Even with those skills already at a high level, Vermes says Busio's biggest assets are on the mental side. He often doubles back to mention Busio's humility and also his passion, saying that those aspects have helped him get this far, this fast.
But no player is a finished product at 19. Even the best continue to learn, and Busio still has growing to do and other plans to ruin.
And, when asked, Vermes is able to pinpoint one weakness: respect, and not a lack of it. There are times, Vermes says, where Busio does not know how good he is, does not understand what he can do if he simply decides to do it.
He remembers watching Busio play Teqball as an academy player and be hesitant, afraid of embarrassing his team-mates. That attitude, in some ways, has stayed with him in the professional game, and Vermes is eagerly waiting for the day that Busio simply stops caring about what others may think.
"He scores this incredible free-kick," Vermes says reflecting on a stunner Busio scored against the Houston Dynamo earlier this year. "We were training the day before, and I told one of my assistants that if he gets a free-kick, I'll guarantee he's going to score it. He's just so good at it. He's precise and you can just see it. You could just see it was coming.
"The key was is he going to step up and say, 'Hey, I got it,' because he's respectful of the other guys around him. We have Johnny Russell, [Alan] Pulido, who have been around the game longer than he has.
"He's respectful of that, but when he decides that he doesn't have to do that anymore, and it's when he decides because he can do that right now, I think that's the thing. It's just him saying, 'It's now me, my turn, my time, and I don't have to be respectful of everyone else around me'."
In some ways, that will be key to Busio's next step, which is set to come sooner rather than later. He is reportedly closing in on a move to Venezia, with MLSSoccer.com reporting that the newly-promoted Serie A side have offered $7 million (£5m) and a sell-on percentage to sign him away from Sporting KC.
For his part, Busio has seemingly been unfazed, having carried on making his mark with Sporting KC and, now, the USMNT.
“That stuff will figure itself out, I think. I have people around me who can handle that for me,” Busio said. “My main focus is just on playing soccer, and right now I'm focused on the Gold Cup and playing as well as I can.”
Good things have happened for Busio in the years since that pre-season trip. His steady rise has seen him climb higher and higher, surpassing expectations while creating new ones along the way. And now, he is pushing towards a new level, one loaded with senior internationals and European stars.
In Vermes' eyes, he's more than ready for it.
"He doesn't get mixed up in what club is going to buy him and understands that everything is centered around him playing well," Vermes says. "I think he's a person of the present.

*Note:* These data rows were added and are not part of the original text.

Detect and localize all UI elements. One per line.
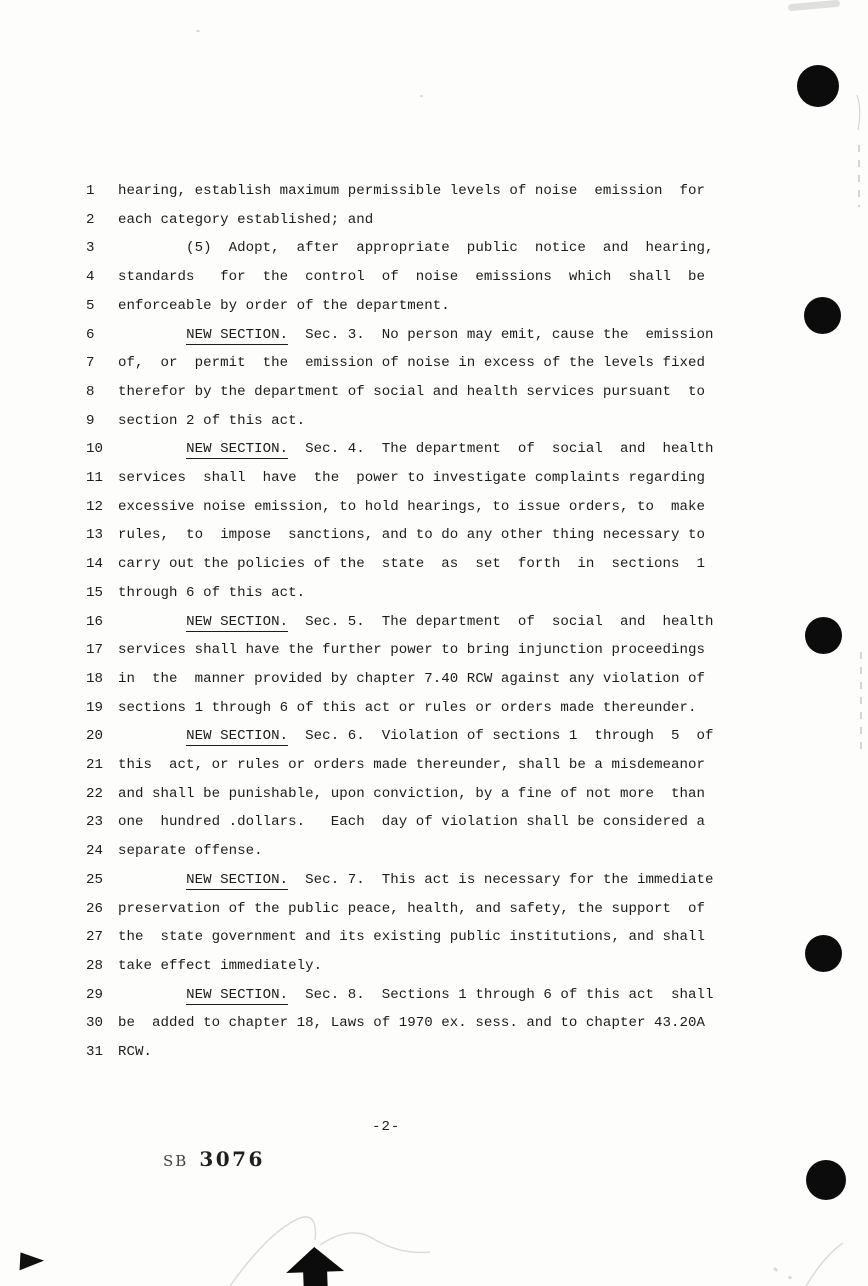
line-number: 31 [86, 1038, 118, 1067]
line-text: therefor by the department of social and… [118, 378, 705, 407]
text-line: 10 NEW SECTION. Sec. 4. The department o… [86, 435, 714, 464]
line-number: 30 [86, 1009, 118, 1038]
text-line: 6 NEW SECTION. Sec. 3. No person may emi… [86, 321, 714, 350]
text-line: 13rules, to impose sanctions, and to do … [86, 521, 714, 550]
line-number: 19 [86, 694, 118, 723]
new-section-label: NEW SECTION. [186, 728, 288, 746]
text-line: 24separate offense. [86, 837, 714, 866]
line-number: 2 [86, 206, 118, 235]
text-line: 20 NEW SECTION. Sec. 6. Violation of sec… [86, 722, 714, 751]
line-number: 11 [86, 464, 118, 493]
new-section-label: NEW SECTION. [186, 327, 288, 345]
line-text: (5) Adopt, after appropriate public noti… [118, 234, 714, 263]
punch-hole-dot [805, 617, 842, 654]
text-line: 11services shall have the power to inves… [86, 464, 714, 493]
line-text: in the manner provided by chapter 7.40 R… [118, 665, 705, 694]
line-number: 20 [86, 722, 118, 751]
punch-hole-dot [806, 1160, 846, 1200]
text-line: 19sections 1 through 6 of this act or ru… [86, 694, 714, 723]
line-number: 4 [86, 263, 118, 292]
line-text: sections 1 through 6 of this act or rule… [118, 694, 697, 723]
new-section-label: NEW SECTION. [186, 614, 288, 632]
line-text: services shall have the power to investi… [118, 464, 705, 493]
new-section-label: NEW SECTION. [186, 872, 288, 890]
text-line: 15through 6 of this act. [86, 579, 714, 608]
line-number: 6 [86, 321, 118, 350]
text-line: 16 NEW SECTION. Sec. 5. The department o… [86, 608, 714, 637]
line-text: excessive noise emission, to hold hearin… [118, 493, 705, 522]
line-number: 5 [86, 292, 118, 321]
line-number: 28 [86, 952, 118, 981]
text-line: 1hearing, establish maximum permissible … [86, 177, 714, 206]
line-text: and shall be punishable, upon conviction… [118, 780, 705, 809]
line-text: be added to chapter 18, Laws of 1970 ex.… [118, 1009, 705, 1038]
scan-speck [420, 95, 423, 97]
line-number: 22 [86, 780, 118, 809]
line-number: 1 [86, 177, 118, 206]
line-text: section 2 of this act. [118, 407, 305, 436]
line-text: one hundred .dollars. Each day of violat… [118, 808, 705, 837]
line-number: 23 [86, 808, 118, 837]
text-line: 12excessive noise emission, to hold hear… [86, 493, 714, 522]
line-text: RCW. [118, 1038, 152, 1067]
line-text: NEW SECTION. Sec. 6. Violation of sectio… [118, 722, 714, 751]
corner-wedge-mark [20, 1252, 45, 1271]
text-line: 9section 2 of this act. [86, 407, 714, 436]
text-line: 14carry out the policies of the state as… [86, 550, 714, 579]
bill-number-stamp: SB 3076 [163, 1147, 265, 1171]
line-number: 9 [86, 407, 118, 436]
line-number: 26 [86, 895, 118, 924]
bill-text-block: 1hearing, establish maximum permissible … [86, 177, 714, 1067]
line-text: of, or permit the emission of noise in e… [118, 349, 705, 378]
new-section-label: NEW SECTION. [186, 441, 288, 459]
text-line: 27the state government and its existing … [86, 923, 714, 952]
line-text: NEW SECTION. Sec. 7. This act is necessa… [118, 866, 714, 895]
text-line: 3 (5) Adopt, after appropriate public no… [86, 234, 714, 263]
line-text: hearing, establish maximum permissible l… [118, 177, 705, 206]
line-text: take effect immediately. [118, 952, 322, 981]
line-text: services shall have the further power to… [118, 636, 705, 665]
line-text: separate offense. [118, 837, 263, 866]
text-line: 5enforceable by order of the department. [86, 292, 714, 321]
line-text: standards for the control of noise emiss… [118, 263, 705, 292]
text-line: 21this act, or rules or orders made ther… [86, 751, 714, 780]
text-line: 30be added to chapter 18, Laws of 1970 e… [86, 1009, 714, 1038]
line-text: NEW SECTION. Sec. 8. Sections 1 through … [118, 981, 714, 1010]
scanned-bill-page: 1hearing, establish maximum permissible … [0, 0, 868, 1286]
scan-speck [788, 1276, 792, 1279]
text-line: 17services shall have the further power … [86, 636, 714, 665]
line-number: 24 [86, 837, 118, 866]
text-line: 22and shall be punishable, upon convicti… [86, 780, 714, 809]
line-number: 7 [86, 349, 118, 378]
bill-digits: 3076 [199, 1147, 265, 1171]
line-text: NEW SECTION. Sec. 4. The department of s… [118, 435, 714, 464]
arrow-stem [303, 1271, 328, 1286]
line-number: 14 [86, 550, 118, 579]
line-number: 21 [86, 751, 118, 780]
line-number: 25 [86, 866, 118, 895]
line-number: 13 [86, 521, 118, 550]
new-section-label: NEW SECTION. [186, 987, 288, 1005]
line-number: 15 [86, 579, 118, 608]
scan-edge-artifact [858, 145, 860, 207]
line-number: 3 [86, 234, 118, 263]
arrow-head [285, 1246, 344, 1273]
text-line: 26preservation of the public peace, heal… [86, 895, 714, 924]
line-number: 10 [86, 435, 118, 464]
punch-hole-dot [805, 935, 842, 972]
line-text: rules, to impose sanctions, and to do an… [118, 521, 705, 550]
line-text: carry out the policies of the state as s… [118, 550, 705, 579]
scan-smudge [788, 0, 840, 11]
line-text: NEW SECTION. Sec. 5. The department of s… [118, 608, 714, 637]
punch-hole-dot [804, 297, 841, 334]
line-number: 29 [86, 981, 118, 1010]
line-number: 12 [86, 493, 118, 522]
page-number: -2- [372, 1119, 400, 1135]
line-text: the state government and its existing pu… [118, 923, 705, 952]
line-text: preservation of the public peace, health… [118, 895, 705, 924]
line-number: 16 [86, 608, 118, 637]
text-line: 29 NEW SECTION. Sec. 8. Sections 1 throu… [86, 981, 714, 1010]
line-text: this act, or rules or orders made thereu… [118, 751, 705, 780]
punch-hole-dot [797, 65, 839, 107]
text-line: 23one hundred .dollars. Each day of viol… [86, 808, 714, 837]
line-number: 17 [86, 636, 118, 665]
line-text: each category established; and [118, 206, 373, 235]
text-line: 4standards for the control of noise emis… [86, 263, 714, 292]
scan-edge-artifact [860, 652, 862, 757]
line-text: through 6 of this act. [118, 579, 305, 608]
text-line: 2each category established; and [86, 206, 714, 235]
bill-prefix: SB [163, 1152, 188, 1170]
text-line: 31RCW. [86, 1038, 714, 1067]
text-line: 8therefor by the department of social an… [86, 378, 714, 407]
line-number: 8 [86, 378, 118, 407]
up-arrow-stamp [285, 1246, 344, 1286]
text-line: 7of, or permit the emission of noise in … [86, 349, 714, 378]
line-number: 18 [86, 665, 118, 694]
line-text: NEW SECTION. Sec. 3. No person may emit,… [118, 321, 714, 350]
text-line: 18in the manner provided by chapter 7.40… [86, 665, 714, 694]
scan-speck [773, 1267, 779, 1273]
text-line: 28take effect immediately. [86, 952, 714, 981]
line-number: 27 [86, 923, 118, 952]
scan-speck [196, 30, 200, 32]
line-text: enforceable by order of the department. [118, 292, 450, 321]
text-line: 25 NEW SECTION. Sec. 7. This act is nece… [86, 866, 714, 895]
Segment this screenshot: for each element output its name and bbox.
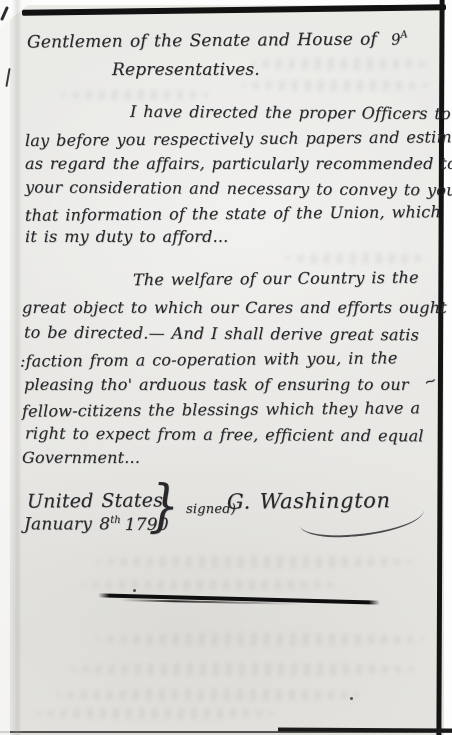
dateline-date: January 8th1790 <box>24 516 169 534</box>
manuscript-line: great object to which our Cares and effo… <box>22 300 447 316</box>
dateline-date-day: January 8 <box>24 515 110 535</box>
dateline-brace: } <box>149 479 179 535</box>
dateline-date-ordinal: th <box>110 515 120 526</box>
folio-number: 9A <box>390 30 409 48</box>
bleed-through-smudge <box>35 708 275 719</box>
folio-number-suffix: A <box>400 29 408 41</box>
line-fill-mark: ~ <box>422 372 439 390</box>
manuscript-line: :faction from a co-operation with you, i… <box>20 350 398 369</box>
manuscript-line: pleasing tho' arduous task of ensuring t… <box>24 377 409 393</box>
manuscript-line: The welfare of our Country is the <box>133 270 419 288</box>
bleed-through-smudge <box>285 253 430 264</box>
manuscript-line: right to expect from a free, efficient a… <box>25 426 424 445</box>
ink-dot <box>133 589 136 592</box>
manuscript-line: I have directed the proper Officers to <box>130 104 451 122</box>
salutation-line-2: Representatives. <box>112 62 260 79</box>
manuscript-line: Government... <box>22 450 140 466</box>
dateline-place: United States <box>27 491 163 511</box>
manuscript-line: it is my duty to afford... <box>25 229 228 245</box>
manuscript-line: your consideration and necessary to conv… <box>25 179 452 198</box>
bleed-through-smudge <box>250 58 430 70</box>
manuscript-line: that information of the state of the Uni… <box>25 204 441 224</box>
bleed-through-smudge <box>95 633 425 646</box>
bleed-through-smudge <box>80 580 340 590</box>
left-margin-strip <box>0 0 10 735</box>
salutation-line-1: Gentlemen of the Senate and House of <box>27 31 377 51</box>
bleed-through-smudge <box>55 689 365 701</box>
bleed-through-smudge <box>240 80 430 91</box>
manuscript-line: as regard the affairs, particularly reco… <box>25 156 452 172</box>
bleed-through-smudge <box>70 663 415 676</box>
manuscript-line: fellow-citizens the blessings which they… <box>22 400 420 419</box>
manuscript-line: lay before you respectively such papers … <box>25 129 452 149</box>
manuscript-page: 9A Gentlemen of the Senate and House of … <box>0 0 452 735</box>
bleed-through-smudge <box>60 90 210 100</box>
page-top-edge <box>22 4 446 16</box>
bleed-through-smudge <box>95 556 415 568</box>
manuscript-line: to be directed.— And I shall derive grea… <box>24 325 419 344</box>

He just really understands the situation and he just loves the game, which is a big piece of why he is who he is.
"He really loves the game. He knows the game of soccer internationally, follows the Champions League, follows everything and he's very aware of how he fits into that landscape and what he wants as a player.
"He's a kid that I know is going to hit an incredibly high ceiling. His ceiling is incredibly high because of what I have seen him do over the last four years or five years,
"It's been a consistent progression and evolution in his play that has been just nothing but positives."